当たり前のことなんだけど、それが辿り着いた結論。相手の「戦いの芽」を摘むことばかりに気を取られて、相手が「差し上げます」と言っている三十目ほどの地すら、あっさり頂いてしまうことをせずに勝負を紛らせていた。
プロの対局を見たり、あるいは五段くらいの人と打ったりしていると、なかなかこちらに三十目とか四十目なんていうデカ地をくれることはない。だから三、四十目の地が囲えそうに見えるときにはそれが「罠」であることが多い。のんびり囲おうとすると痛い目にあう。
しかし私くらいの棋力では、ときに一箇所で 50 目の地を囲ってしまうことすらあり得る。「ここの地を取ればデカイ」。そう思うときには素直に地を取ってしまう。
結局私は「地」と「戦い」の相互作用を理解できずに、初心者の頃は「地をくれ、地をくれ」と言い続け、そしてある程度打てるようになってからは「地を囲うなんてダセーぜ」と言い続けてきたんだろう。今にしてようやく「どっちが大きいの?」というバランスで打てるようになってきた気がする。
ま。また三ヶ月後には別のことを言ってるかもしれないけれど、これが現在の私。「地で先行できるところは先行する」。
で、級位者の日で打ったのはその一局のみ。ちょっと変な碁を打って胃が痛くなったので休憩していると、ハッピー・マンデーの生徒の方(年長の女性)を発見。
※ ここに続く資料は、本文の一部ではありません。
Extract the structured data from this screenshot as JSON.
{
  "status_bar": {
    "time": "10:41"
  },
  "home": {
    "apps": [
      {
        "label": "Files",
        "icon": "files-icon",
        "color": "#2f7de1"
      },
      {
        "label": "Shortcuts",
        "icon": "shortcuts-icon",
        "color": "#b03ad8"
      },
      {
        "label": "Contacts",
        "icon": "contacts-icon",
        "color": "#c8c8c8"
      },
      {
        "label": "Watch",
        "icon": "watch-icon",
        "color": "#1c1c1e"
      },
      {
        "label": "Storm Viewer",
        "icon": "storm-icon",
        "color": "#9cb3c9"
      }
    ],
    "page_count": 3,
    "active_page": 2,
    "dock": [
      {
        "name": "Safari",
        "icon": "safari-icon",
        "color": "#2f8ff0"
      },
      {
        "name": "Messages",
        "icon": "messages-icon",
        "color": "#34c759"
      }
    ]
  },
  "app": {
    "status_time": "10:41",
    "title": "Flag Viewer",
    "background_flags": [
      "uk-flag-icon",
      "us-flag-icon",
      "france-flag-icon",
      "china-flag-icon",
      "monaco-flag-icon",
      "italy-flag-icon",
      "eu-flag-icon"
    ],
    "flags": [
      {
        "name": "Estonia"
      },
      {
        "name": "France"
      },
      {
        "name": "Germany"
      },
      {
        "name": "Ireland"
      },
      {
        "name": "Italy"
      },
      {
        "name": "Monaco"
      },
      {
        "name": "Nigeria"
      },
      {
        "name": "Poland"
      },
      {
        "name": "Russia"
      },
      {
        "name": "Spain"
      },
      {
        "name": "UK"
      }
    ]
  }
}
いろいろお話しさせて頂いて、そして聞いてみると別の生徒の方と待ち合わせて「特訓」をするのだと言う。
その対局を見せて頂きつつ、私なりにいろいろと解説させて頂いた。なんか解説しているうちに後ろに生徒じゃない人までいらして聞き入っていた(^^;。「この聞いてる人、どのくらいの棋力なんだろうなあ。『ふっ』とか思われてないかなあ」と不安にもなったんだけど、随所で「うんうん」と頷いていてくれたのが嬉しかったな(^^;。
授業が始まってからも、その方々は私の弟子たちに「今日は前田さんに教えて頂いて」なんてたくさん言ってくれたそうだ(^^)。照れるぜ(笑)。
あ、そうそう。昨日はいつもの「Tシャツ短パン」と違って、ブルックス・ブラザーズのスーツにポールスミスのネクタイ、そしてポリーニの靴、そしてさらにポールスミスのパンツなんて格好をしていたのも、年長の女性に受けた理由かもしれない(大笑)。
そこでの対局を見た後。級位者の日で打った高校生が対局相手がいなくて暇そうにしていた。なので「じゃ、打とうか」と打ってみた。
今回は相手の棋力もだいたいわかったということでリラックスして対局。相手の子は高校の囲碁部とのこと。だから細かい手筋はわりと勉強していたけれど、でも先生と打つときは置き碁が多いとのことで、攻めにやや無理なところが見られる。そこを突いて相手の種石を殺しつつ地でも先行。彼の厚みっぽいところを食い破っているうちに碁は大差。
その段階で、まだひとつだけ形の決まっていなかった相手の隅の三々に突入。高校生はぼやいた。「そこまでするんですか! 勘弁して欲しいなあ!」。
高校生曰く。三々というのは、メジャーリーグにおける盗塁のようなもので、勝負が決している場合には入っちゃいけない場所だとのことだ(笑)。なるほどなあとも思いつつ、でも隅からさらに相手の石を取り込んで相手を投了に追い込んだ。
最初に打ったときに二十目くらいしか差がなくて、ちょっとむかついていたんだ(笑)。
打ち終えた後に、またその高校生に『序盤の打ちかた』(小川誠子)の本を薦めておいた(笑)。
すごく楽しいハッピー・マンデーだった。